New Haven is a foodie town, so you don’t need guidance. However, it is requisite to have our legendary pizza.
Head to Wooster Street, to Pepe’s. While it is not a place to sit and knit, you are likely to find yourself on line, so use your “I don’t mind waiting I’m a knitter” skills and whip out that project until you’re seated.
Country Mouse: Art Yarn, Sheep and the Sea
The next day, leave New Haven and head east along the shoreline to a series of small, New Englandy towns, all with the rocky sea coast as their southern borders.
In Guilford, stop by Olympia Farm. You’ll need to keep an eye out for the sign of stacked animals on the north side of the Boston Post Road.
At the end of the long gravel drive is a 10-acre fiber farm run by Anne and Mark Lahners. Anne started out as a knitter who just wanted a couple of sheep.
You know how that goes.
On Saturdays or Sundays, you’ll have a chance to get personal with Anne’s Romney sheep, Alpine goats, and the cows and chickens. Call ahead if you are hoping to spend time with animals, or talk spinning and fiber with Anne. The farm store is always open, however, even when Ann and Mark are busy. Best of all are Woolly Wednesdays, monthly from 7-9 pm. Sept 27 is next!
Yarn, roving, meat, honey, homemade cheese, and sometimes eggs are all for sale.

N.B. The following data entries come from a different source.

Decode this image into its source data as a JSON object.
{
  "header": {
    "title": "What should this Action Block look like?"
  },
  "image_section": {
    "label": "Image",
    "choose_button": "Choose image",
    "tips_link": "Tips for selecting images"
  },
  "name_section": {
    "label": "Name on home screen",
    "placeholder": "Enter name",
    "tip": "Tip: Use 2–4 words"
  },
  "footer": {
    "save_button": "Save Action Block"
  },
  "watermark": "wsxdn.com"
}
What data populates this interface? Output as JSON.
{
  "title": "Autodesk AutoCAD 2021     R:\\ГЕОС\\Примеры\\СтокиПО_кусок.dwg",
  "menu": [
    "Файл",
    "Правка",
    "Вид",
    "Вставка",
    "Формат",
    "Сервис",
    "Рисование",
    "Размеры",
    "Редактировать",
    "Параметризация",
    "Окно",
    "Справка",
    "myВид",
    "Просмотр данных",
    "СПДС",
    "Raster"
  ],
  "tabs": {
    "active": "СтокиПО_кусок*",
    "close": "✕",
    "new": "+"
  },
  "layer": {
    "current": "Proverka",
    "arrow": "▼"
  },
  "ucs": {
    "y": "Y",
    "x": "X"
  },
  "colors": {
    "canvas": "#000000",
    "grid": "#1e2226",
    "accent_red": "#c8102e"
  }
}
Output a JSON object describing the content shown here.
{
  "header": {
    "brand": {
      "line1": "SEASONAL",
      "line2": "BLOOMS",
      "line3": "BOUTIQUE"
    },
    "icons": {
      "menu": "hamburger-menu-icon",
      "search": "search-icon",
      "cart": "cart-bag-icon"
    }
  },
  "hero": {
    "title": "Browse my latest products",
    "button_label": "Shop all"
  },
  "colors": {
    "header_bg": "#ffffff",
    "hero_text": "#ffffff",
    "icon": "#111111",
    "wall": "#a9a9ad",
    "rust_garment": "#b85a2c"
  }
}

Continue east to Madison, a starchier Yankee town with a wide Main Street. If you love books (and oh c’mon, you know you love books) check out RJ Julia Booksellers, a two-story indie bookstore. Afterwards, you’ll head to our last yarn destination, Mad Wool. Look for the yarn ball sign and turn into the drive/parking lot that runs along the buildings.
This charming shop is owned by Dayna Manchewski, an art yarn spinner. It is cozy, colorful and stuffed to the gills with well-chosen yarns and spinning fiber.
I inevitably linger by the front counter, with yarn from small dyers, local farms, and one-of-a-kind handspun art yarns.
This is the shop where my ironclad rule against buying random skeins of yarn, because “it’s too beautiful to pass up,” gets broken.
Thanks to the newest maker shop around, Cate’s Sew Modern, I can also use the same “too beautiful” excuse to purchase an indie sewing pattern, and a couple of yards of irresistible fabric to make clothes, in the same outing. Worth a stop, if you are a clothing sewist, quilter or maybe want to stitch a little.
Head to the Waterfront
Finally—we call this the Shoreline for a reason. You can’t leave the area without visiting waterfront.
You are just a stone’s throw from public Hammonasset Beach State Park. There’s a beautiful two-mile stretch of sand, a boardwalk, and ideal beach knitting situations. The far eastern end, Meigs Point, is quiet and more nature-y, with rocks to clamber on, if you prefer that to open beach.
If it’s September through May, or after 5 pm all year, I’m partial to the beach area at the end of West Wharf Road. Just past the spiffy Madison Beach Hotel, with its restaurant veranda overlooking the beach (excellent alternative sit and knit there), is a wharf, two small beaches, a jetty and tidepools. Walk out on the rocks to take in the view. If it’s a sunny day, even in winter, the warmth sitting against the seawall is the place to take it all in, and knit like the locals.
Wait! More Yarncrawling Opportunities
The Yarn Basket in Branford, just east of New Haven, offers an impressive number of options if you favor quality machine washable wools and blends. They also have a strong selection of natural fibers. I’m a sucker for their vintage buttons.
The Yarn Barn, on the western end of New Haven, in Woodbridge. An extensive selection in a large shop, you’ll want to leave yourself time to go through the overstuffed shelves.